I understand that I have the following rights with respect to telehealth:

• I have the right to withhold or withdraw consent at any time without affecting my right to future care or treatment nor risking the loss or withdrawal of any program benefits to which I would otherwise be entitled.

• The laws that protect the confidentiality of my medical information also apply to telehealth. As such, I understand that the information disclosed by me during the course of my treatment is generally confidential.

• However, there are both mandatory and permissive exceptions to confidentiality, including, but not limited to reporting child, elder, and dependent adult abuse; expressed threats of violence towards an ascertainable victim; and where I make my mental or emotional state an issue in a legal proceeding.

• I also understand that the dissemination of any personally identifiable images or information from the telehealth interaction to researchers or other entities shall not occur without my written consent.

• I understand that there are risks and consequences from telehealth, including, but not limited to, the possibility, despite reasonable efforts on the part of my provider, that: the transmission of my medical information could be disrupted or distorted by technical failures; the transmission of my medical information could be interrupted by unauthorized persons; and/or the electronic storage of my medical information could be accessed by unauthorized persons.

• These risks are offset by my provider’s use of a HIPAA-compliant service that is encrypted for video telehealth communications.

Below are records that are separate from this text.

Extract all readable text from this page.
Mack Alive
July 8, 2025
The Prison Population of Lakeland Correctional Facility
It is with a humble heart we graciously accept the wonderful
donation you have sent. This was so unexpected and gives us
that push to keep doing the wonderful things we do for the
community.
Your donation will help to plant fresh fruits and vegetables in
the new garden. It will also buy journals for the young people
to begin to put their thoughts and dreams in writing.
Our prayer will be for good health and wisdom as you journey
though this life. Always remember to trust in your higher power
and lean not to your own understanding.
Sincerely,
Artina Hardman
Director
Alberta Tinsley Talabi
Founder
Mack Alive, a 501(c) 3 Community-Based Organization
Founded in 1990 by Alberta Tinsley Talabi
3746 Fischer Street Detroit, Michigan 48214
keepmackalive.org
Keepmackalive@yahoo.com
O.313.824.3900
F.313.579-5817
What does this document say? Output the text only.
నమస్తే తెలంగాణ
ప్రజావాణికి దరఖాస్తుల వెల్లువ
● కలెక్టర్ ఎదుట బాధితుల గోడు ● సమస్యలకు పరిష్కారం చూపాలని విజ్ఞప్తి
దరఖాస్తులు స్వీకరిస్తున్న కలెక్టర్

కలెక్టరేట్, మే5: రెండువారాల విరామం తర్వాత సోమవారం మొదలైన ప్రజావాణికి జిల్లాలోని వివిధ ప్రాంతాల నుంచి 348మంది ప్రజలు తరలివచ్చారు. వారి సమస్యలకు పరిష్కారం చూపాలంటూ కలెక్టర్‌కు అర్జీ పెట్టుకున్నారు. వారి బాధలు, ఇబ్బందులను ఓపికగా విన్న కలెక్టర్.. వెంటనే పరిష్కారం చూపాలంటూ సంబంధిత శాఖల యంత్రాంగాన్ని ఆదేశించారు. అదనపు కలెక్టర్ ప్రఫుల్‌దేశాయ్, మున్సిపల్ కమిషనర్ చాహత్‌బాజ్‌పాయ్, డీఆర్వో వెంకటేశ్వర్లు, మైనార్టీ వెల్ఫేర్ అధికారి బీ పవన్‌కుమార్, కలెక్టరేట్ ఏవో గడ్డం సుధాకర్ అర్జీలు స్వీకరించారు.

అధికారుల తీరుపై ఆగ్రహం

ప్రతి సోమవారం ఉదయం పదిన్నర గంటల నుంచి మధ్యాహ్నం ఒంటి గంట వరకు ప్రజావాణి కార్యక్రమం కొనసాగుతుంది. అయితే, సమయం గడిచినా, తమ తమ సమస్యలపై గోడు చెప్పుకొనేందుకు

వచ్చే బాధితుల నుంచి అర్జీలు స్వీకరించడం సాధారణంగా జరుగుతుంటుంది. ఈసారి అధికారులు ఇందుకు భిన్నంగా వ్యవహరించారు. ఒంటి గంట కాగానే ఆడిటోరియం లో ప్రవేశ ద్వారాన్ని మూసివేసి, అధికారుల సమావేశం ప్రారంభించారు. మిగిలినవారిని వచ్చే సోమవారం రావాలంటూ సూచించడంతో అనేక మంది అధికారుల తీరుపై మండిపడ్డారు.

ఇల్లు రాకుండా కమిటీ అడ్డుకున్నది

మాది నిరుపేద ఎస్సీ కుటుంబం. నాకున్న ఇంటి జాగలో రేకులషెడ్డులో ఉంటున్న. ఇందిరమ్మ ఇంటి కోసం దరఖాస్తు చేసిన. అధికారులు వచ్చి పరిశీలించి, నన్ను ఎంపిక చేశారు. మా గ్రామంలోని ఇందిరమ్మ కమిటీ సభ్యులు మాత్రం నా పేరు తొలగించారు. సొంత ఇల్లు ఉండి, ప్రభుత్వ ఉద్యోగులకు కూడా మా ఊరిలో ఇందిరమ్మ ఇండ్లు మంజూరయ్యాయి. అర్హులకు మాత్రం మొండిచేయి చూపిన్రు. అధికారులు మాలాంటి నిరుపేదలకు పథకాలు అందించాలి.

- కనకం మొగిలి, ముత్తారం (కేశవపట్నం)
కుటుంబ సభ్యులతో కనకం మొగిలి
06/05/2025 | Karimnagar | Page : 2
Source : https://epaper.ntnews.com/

• I understand that if my provider believes I would be better served by another form of therapeutic services (e.g. face to-face services, group therapy), I will be referred to a provider who can provide such services in my area.

• I understand that I may benefit from telehealth, but that results cannot be guaranteed or assured.

• The Zoom platform is the HIPAA compliant technology service used to conduct telehealth videoconferencing appointments. It is simple to use. You will either access it simply on your laptop, home computer and/or smartphone by logging into your email and opening the invitation sent from provider, through Zoom.

Considerations:

It is important to note that there are limitations of telehealth that can affect the quality of the session(s). These limitations include but are not limited to the following:

Provider cannot always see client, client’s body language, or client’s non-verbal reactions to what is being discussed.

Due to technology limitations, I may not hear all of what my provider is saying and may need to ask to have things repeated.

Technology might fail before or during the treatment session.

Although every effort is made to reduce confidentiality breaches, breaches may occur for various reasons.

To reduce the effect of these limitations, provider may ask client to describe how client is feeling, thinking, and/or acting in more detail than would occur during a face-to-face session.

I have read and understood the information provided above. I have discussed it with my provider, and all of my questions have been answered to my satisfaction.